I'd personally estimate it at extremely infrequent, given that the need of reading strings as raw bytes has only been requested now, by one user, in the history of SqlClient, and the actual gains from avoiding the decoding is very unlikely to matter in all but the most high-perf applications. #1208 is a micro-optimization, and this issue is about making that micro-optimization usable in a wider range of scenarios.
The use case for the information is very narrow. The information is already present in the query data for any recordset so we have it internally we just don't expose a way to get to it, adding a readonly property to get the LCID or equivalent form doesn't seem like a big problem.
At least they are in the original SqlClient (I haven't checked to see if that code was duplicated here).
I couldn't see them in the public api surface but I might have missed them. Logically they should be on SqlDataReader directly or on the GetColumnSchema result somewhere.
Just had a quick look at the source and it seems the Collation is an object with flags in the protocol, not really a string. If this is done I think one had to expose a new more user friendly immutable object, basically just this: https://docs.microsoft.com/en-us/openspecs/windows_protocols/ms-tds/3d29e8dc-218a-42c6-9ba4-947ebca9fd7e . With Encoding and SqlCompare Options added for simplicity
See also src/Microsoft.Data.SqlClient/netcore/src/Microsoft/Data/SqlClient/TdsParserHelperClasses.cs#L83
Is your feature request related to a problem? Please describe.

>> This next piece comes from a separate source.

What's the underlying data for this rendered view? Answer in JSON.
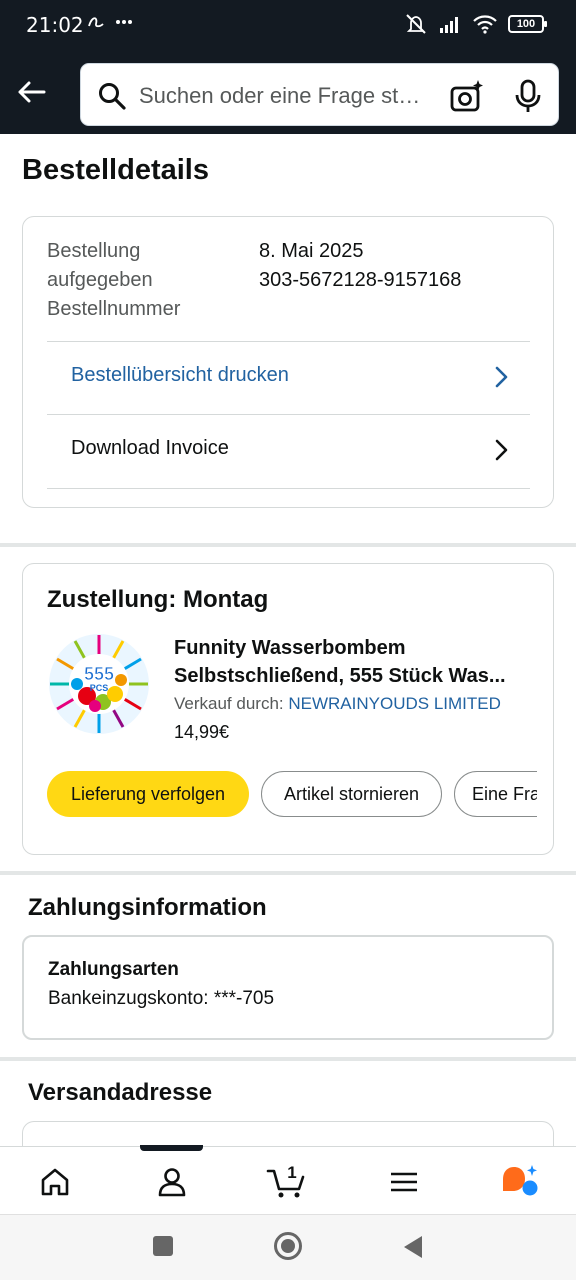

It is not currently possible to get the collation of a column out of a SqlDataReader. This was helpful as a followup of #1208 which allows getting raw bytes of a column and a collation would help interpret it. Also see https://stackoverflow.com/questions/35190858/how-to-get-the-collation-of-string-fields-in-a-result-set-via-sqldatareader
Describe the solution you'd like
I'd like some method to get this metadata. I am currently not sure which is the best way to do it, maybe extend
GetColumnSchema
or introduce aGetCollation
method on SqlDataReader.Describe alternatives you've considered
Use database metadata Does not work with stored procedures. Though there is
sp_describe_first_result_set
, this is quite limited; eg Temporary tables do not work.Use some config from the user This is an option, but wrong config would lead to bugs that are very hard to find (as it may work if using characters from 0-127 only). Also, it's duplicate information as SqlClient need the Collation anyway.